I problemi e le prospettive
Secondo le stime della FAO, nel 2030 il 90 per cento di tutta la produzione di animali acquatici sarà destinata al consumo umano, con un aumento complessivo del 15 per cento rispetto a oggi. Sarà dunque fondamentale lavorare sulla sostenibilità delle attività di pesca e di allevamento, puntando allo stesso tempo non solo al ripristino degli stock ittici, ma anche alla riqualificazione degli ambienti marini, favorendo la ripresa delle foreste di mangrovie, delle praterie e delle scogliere di fanerogame (come, per esempio, la posidonia), dei bacini idrografici e delle zone umide. A conferma del fatto che le azioni di mitigazione e di riduzione degli impatti della pesca possono avere esiti positivi, gli ultimi dati mostrano un miglioramento delle condizioni biologiche degli stock ittici: nel 2019, per esempio, il 66,7 per cento delle dieci specie più commercializzate, tra cui le acciughe, il merluzzo bianco dell’Alaska, il tonnetto striato e l’aringa dell’Atlantico, è stato pescato entro livelli biologicamente sostenibili.
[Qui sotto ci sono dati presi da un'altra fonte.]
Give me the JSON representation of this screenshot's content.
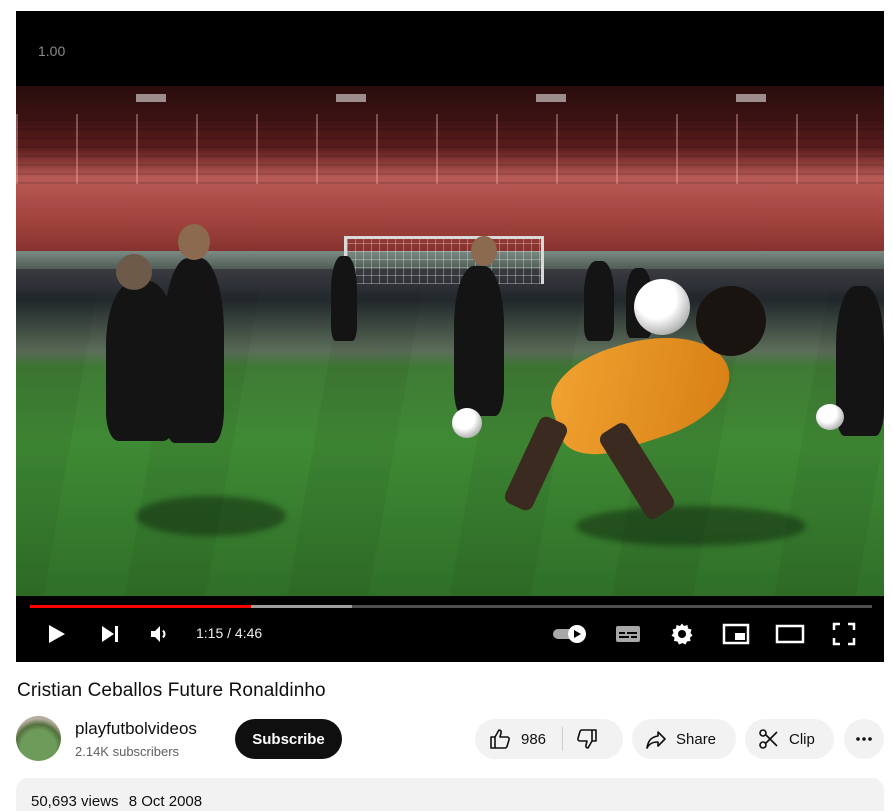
{
  "player": {
    "speed_overlay": "1.00",
    "current_time": "1:15",
    "duration": "4:46",
    "progress_fraction": 0.262,
    "buffered_fraction": 0.382
  },
  "video": {
    "title": "Cristian Ceballos Future Ronaldinho",
    "views": "50,693 views",
    "date": "8 Oct 2008"
  },
  "channel": {
    "name": "playfutbolvideos",
    "subscribers": "2.14K subscribers",
    "subscribe_label": "Subscribe"
  },
  "actions": {
    "like_count": "986",
    "share_label": "Share",
    "clip_label": "Clip"
  },
  "colors": {
    "progress_played": "#ff0000",
    "button_bg": "#f2f2f2",
    "subscribe_bg": "#0f0f0f"
  },
  "icons": [
    "play-icon",
    "next-icon",
    "volume-icon",
    "autoplay-toggle-icon",
    "subtitles-icon",
    "settings-icon",
    "miniplayer-icon",
    "theater-mode-icon",
    "fullscreen-icon",
    "thumbs-up-icon",
    "thumbs-down-icon",
    "share-icon",
    "scissors-icon",
    "more-icon"
  ]
}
Si tratta di un segnale importante, che premia gli sforzi profusi in quella che si può definire pesca sostenibile, contraddistinta da un equilibrio tra i prelievi e le capacità delle comunità ittiche di rigenerarsi.
Le iniziative in questa direzione possono fare molto, tanto che nel 2021 la IUCN (Unione internazionale per la conservazione della natura) ha aggiornato lo stato di rischio per le sette specie di tonno più pescate commercialmente. Per quattro di esse sono stati infatti rilevati segni di miglioramento grazie alla lotta alla pesca illegale e a una gestione sostenibile delle comunità biologiche. Ciò non significa che il problema degli eccessi della pesca sia di facile soluzione, ma che, adottando pratiche precise – tra cui la riduzione delle quote di pescato – è possibile dare il tempo necessario alle popolazioni per riprendersi e rigenerarsi.
La trasformazione blu
È in questo scenario che la FAO spinge per la cosiddetta trasformazione blu, che consiste nel creare “una visione per trasformare in modo sostenibile i sistemi alimentari acquatici, una soluzione riconosciuta per la sicurezza alimentare e nutrizionale e il benessere ambientale e sociale”. Non sarà, tuttavia, una sfida semplice: sappiamo infatti che la pesca ha un impatto elevatissimo sugli ecosistemi, produce inquinamento e incide anche su altre specie che non sono obiettivo di pesca. Secondo alcune stime, solo nel Mediterraneo la percentuale di pesce scartato è pari a circa il 18,6 per cento delle catture, e in alcune attività può arrivare fino al 70 per cento. Non solo: anche l’acquacoltura ha un importante impatto sugli ecosistemi marini, portando a un aumento dei nutrienti e degli antibiotici nelle acque, oltre che dei rifiuti costituiti dal cibo non consumato. In alcuni casi si è notato come le fughe di salmoni dagli allevamenti in Norvegia siano in grado di modificare il ciclo biologico di quelli selvatici, mentre gli allevamenti di gamberetti nel Sud-Est asiatico stanno minando la sopravvivenza delle mangrovie. L’equilibrio tra la sicurezza alimentare, l’accesso al cibo e la sopravvivenza stessa di molte specie marine è così destinato a restare precario.